En un contexto de cifra de contagios al alza y con el punto de mira en el ocio nocturno, en un local de Torremolinos ocurre lo siguiente: el DJ del local, eufórico, se sube a una mesa, bebe alcohol y se lo escupe a los demás. Mientras, el público disfruta sin distancia de seguridad y sin preocupación alguna. Saltan, ríen y bailan mientras el alcohol les cae encima.

Llegan incluso a compartir botella. El artista se la va pasando de boca a boca. La irresponsabilidad no queda ahí: la mayoría no lleva mascarilla, y los que la tienen la llevan mal puesta. El video ha generado gran indignación en las redes sociales y el grupo de los dos DJ ha pedido disculpas.

"A veces uno no piensa lo que hace en un momento de diversión y comete un error imperdonable", ha comentado uno de los artistas, que afirma sentirse: "No hay excusa, sólo queda arrepentirse y pedir perdón". No obstante, en un comunicado defienden que las imágenes no son recientes. No es lo que dice el establecimiento.

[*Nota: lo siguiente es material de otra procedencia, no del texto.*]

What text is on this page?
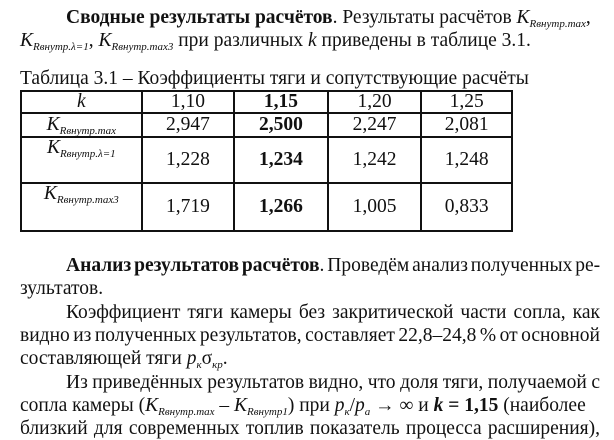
Сводные результаты расчётов. Результаты расчётов $K_{Rвнутр.max}$,
$K_{Rвнутр.\lambda=1}$, $K_{Rвнутр.max3}$ при различных k приведены в таблице 3.1.
Таблица 3.1 – Коэффициенты тяги и сопутствующие расчёты
k	1,10	1,15	1,20	1,25
$K_{Rвнутр.max}$	2,947	2,500	2,247	2,081
$K_{Rвнутр.\lambda=1}$	1,228	1,234	1,242	1,248
$K_{Rвнутр.max3}$	1,719	1,266	1,005	0,833
Анализ результатов расчётов. Проведём анализ полученных ре-
зультатов.
Коэффициент тяги камеры без закритической части сопла, как
видно из полученных результатов, составляет 22,8–24,8 % от основной
составляющей тяги $p_к\sigma_{кр}$.
Из приведённых результатов видно, что доля тяги, получаемой с
сопла камеры $(K_{Rвнутр.max} - K_{Rвнутр1})$ при $p_к/p_a$ → ∞ и k = 1,15 (наиболее
близкий для современных топлив показатель процесса расширения),
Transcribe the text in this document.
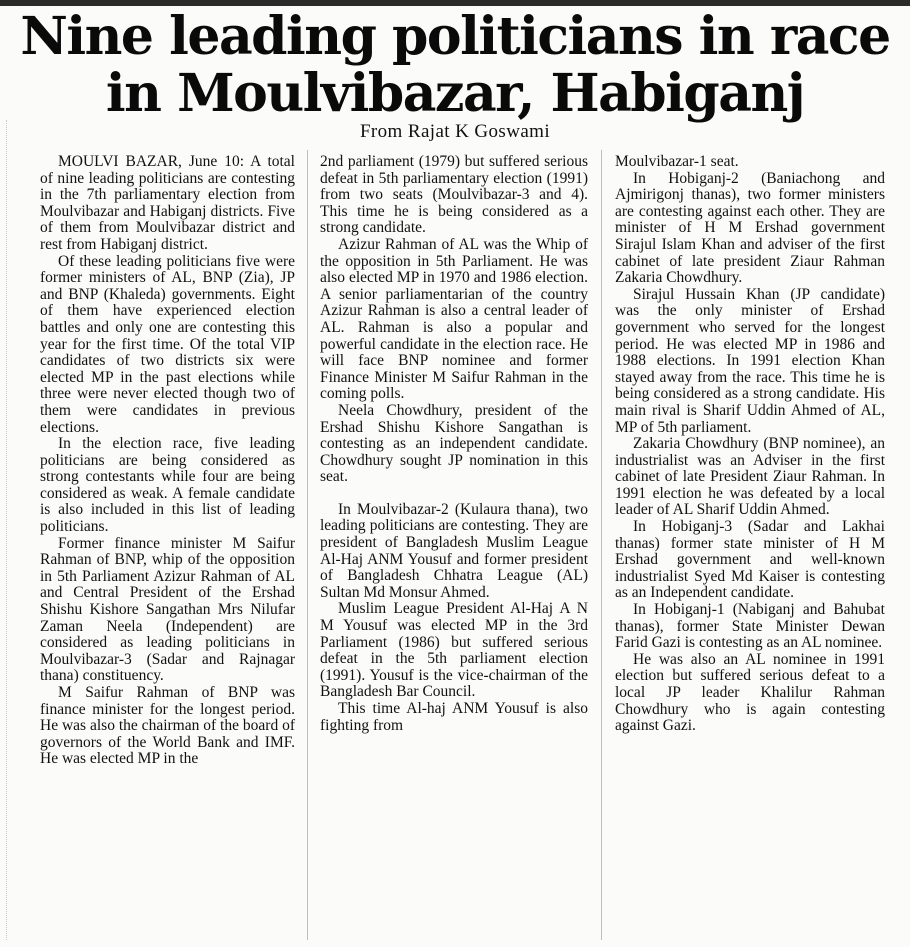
Nine leading politicians in race
in Moulvibazar, Habiganj
From Rajat K Goswami

MOULVI BAZAR, June 10: A total of nine leading politicians are contesting in the 7th parliamentary election from Moulvibazar and Habiganj districts. Five of them from Moulvibazar district and rest from Habiganj district.

Of these leading politicians five were former ministers of AL, BNP (Zia), JP and BNP (Khaleda) governments. Eight of them have experienced election battles and only one are contesting this year for the first time. Of the total VIP candidates of two districts six were elected MP in the past elections while three were never elected though two of them were candidates in previous elections.

In the election race, five leading politicians are being considered as strong contestants while four are being considered as weak. A female candidate is also included in this list of leading politicians.

Former finance minister M Saifur Rahman of BNP, whip of the opposition in 5th Parliament Azizur Rahman of AL and Central President of the Ershad Shishu Kishore Sangathan Mrs Nilufar Zaman Neela (Independent) are considered as leading politicians in Moulvibazar-3 (Sadar and Rajnagar thana) constituency.

M Saifur Rahman of BNP was finance minister for the longest period. He was also the chairman of the board of governors of the World Bank and IMF. He was elected MP in the

2nd parliament (1979) but suffered serious defeat in 5th parliamentary election (1991) from two seats (Moulvibazar-3 and 4). This time he is being considered as a strong candidate.

Azizur Rahman of AL was the Whip of the opposition in 5th Parliament. He was also elected MP in 1970 and 1986 election. A senior parliamentarian of the country Azizur Rahman is also a central leader of AL. Rahman is also a popular and powerful candidate in the election race. He will face BNP nominee and former Finance Minister M Saifur Rahman in the coming polls.

Neela Chowdhury, president of the Ershad Shishu Kishore Sangathan is contesting as an independent candidate. Chowdhury sought JP nomination in this seat.

In Moulvibazar-2 (Kulaura thana), two leading politicians are contesting. They are president of Bangladesh Muslim League Al-Haj ANM Yousuf and former president of Bangladesh Chhatra League (AL) Sultan Md Monsur Ahmed.

Muslim League President Al-Haj A N M Yousuf was elected MP in the 3rd Parliament (1986) but suffered serious defeat in the 5th parliament election (1991). Yousuf is the vice-chairman of the Bangladesh Bar Council.

This time Al-haj ANM Yousuf is also fighting from

Moulvibazar-1 seat.

In Hobiganj-2 (Baniachong and Ajmirigonj thanas), two former ministers are contesting against each other. They are minister of H M Ershad government Sirajul Islam Khan and adviser of the first cabinet of late president Ziaur Rahman Zakaria Chowdhury.

Sirajul Hussain Khan (JP candidate) was the only minister of Ershad government who served for the longest period. He was elected MP in 1986 and 1988 elections. In 1991 election Khan stayed away from the race. This time he is being considered as a strong candidate. His main rival is Sharif Uddin Ahmed of AL, MP of 5th parliament.

Zakaria Chowdhury (BNP nominee), an industrialist was an Adviser in the first cabinet of late President Ziaur Rahman. In 1991 election he was defeated by a local leader of AL Sharif Uddin Ahmed.

In Hobiganj-3 (Sadar and Lakhai thanas) former state minister of H M Ershad government and well-known industrialist Syed Md Kaiser is contesting as an Independent candidate.

In Hobiganj-1 (Nabiganj and Bahubat thanas), former State Minister Dewan Farid Gazi is contesting as an AL nominee.

He was also an AL nominee in 1991 election but suffered serious defeat to a local JP leader Khalilur Rahman Chowdhury who is again contesting against Gazi.
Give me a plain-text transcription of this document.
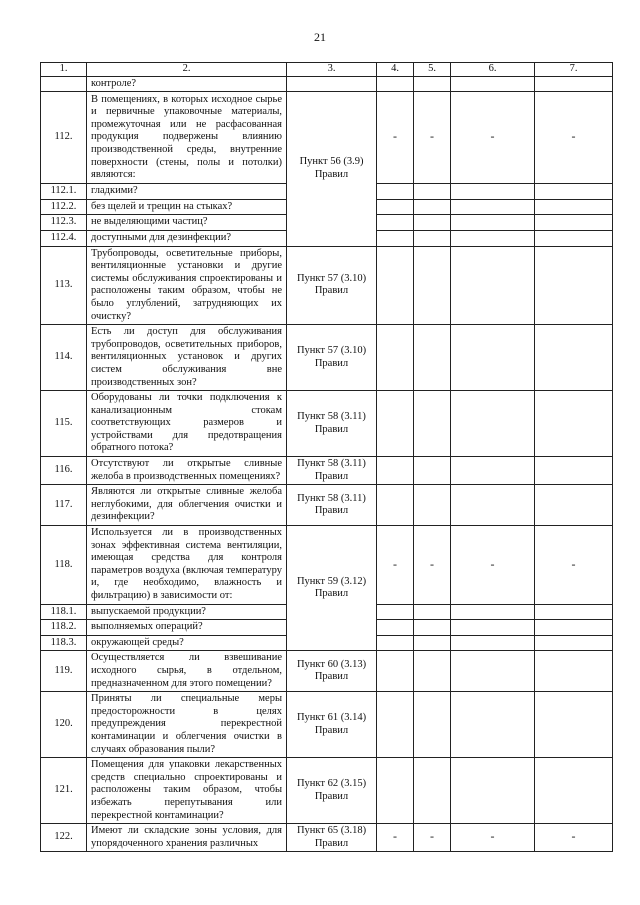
21
1.	2.	3.	4.	5.	6.	7.
	контроле?					
112.	В помещениях, в которых исходное сырье и первичные упаковочные материалы, промежуточная или не расфасованная продукция подвержены влиянию производственной среды, внутренние поверхности (стены, полы и потолки) являются:	Пункт 56 (3.9) Правил	-	-	-	-
112.1.	гладкими?					
112.2.	без щелей и трещин на стыках?					
112.3.	не выделяющими частиц?					
112.4.	доступными для дезинфекции?					
113.	Трубопроводы, осветительные приборы, вентиляционные установки и другие системы обслуживания спроектированы и расположены таким образом, чтобы не было углублений, затрудняющих их очистку?	Пункт 57 (3.10) Правил				
114.	Есть ли доступ для обслуживания трубопроводов, осветительных приборов, вентиляционных установок и других систем обслуживания вне производственных зон?	Пункт 57 (3.10) Правил				
115.	Оборудованы ли точки подключения к канализационным стокам соответствующих размеров и устройствами для предотвращения обратного потока?	Пункт 58 (3.11) Правил				
116.	Отсутствуют ли открытые сливные желоба в производственных помещениях?	Пункт 58 (3.11) Правил				
117.	Являются ли открытые сливные желоба неглубокими, для облегчения очистки и дезинфекции?	Пункт 58 (3.11) Правил				
118.	Используется ли в производственных зонах эффективная система вентиляции, имеющая средства для контроля параметров воздуха (включая температуру и, где необходимо, влажность и фильтрацию) в зависимости от:	Пункт 59 (3.12) Правил	-	-	-	-
118.1.	выпускаемой продукции?					
118.2.	выполняемых операций?					
118.3.	окружающей среды?					
119.	Осуществляется ли взвешивание исходного сырья, в отдельном, предназначенном для этого помещении?	Пункт 60 (3.13) Правил				
120.	Приняты ли специальные меры предосторожности в целях предупреждения перекрестной контаминации и облегчения очистки в случаях образования пыли?	Пункт 61 (3.14) Правил				
121.	Помещения для упаковки лекарственных средств специально спроектированы и расположены таким образом, чтобы избежать перепутывания или перекрестной контаминации?	Пункт 62 (3.15) Правил				
122.	Имеют ли складские зоны условия, для упорядоченного хранения различных	Пункт 65 (3.18) Правил	-	-	-	-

Según ellos, el video es del martes 7 de julio, cuando la distancia de seguridad y la obligación de llevar mascarilla seguía siendo clave para evitar contagios. El local afirma que ya ha roto relaciones comerciales con el grupo porque no entienden cómo pudieron incitar a los clientes a comportarse así.

Sin embargo, algunos de los asistentes cuentan que el propio bar estaba repartiendo pegatinas ante el temor de que la gente grabase con sus móviles lo que estaba pasando. La Junta de Andalucía ya ha abierto una investigación de lo ocurrido.

No son las únicas imágenes que preocupan. En Fuerteventura, decenas de jóvenes también han disfrutado de una fiesta sin respetar las medidas de seguridad. Sin mascarilla, bailando en pareja, en grupos y todo sin cumplir con la distancia social. Son los comportamientos irresponsables que hoy perjudican más que nunca.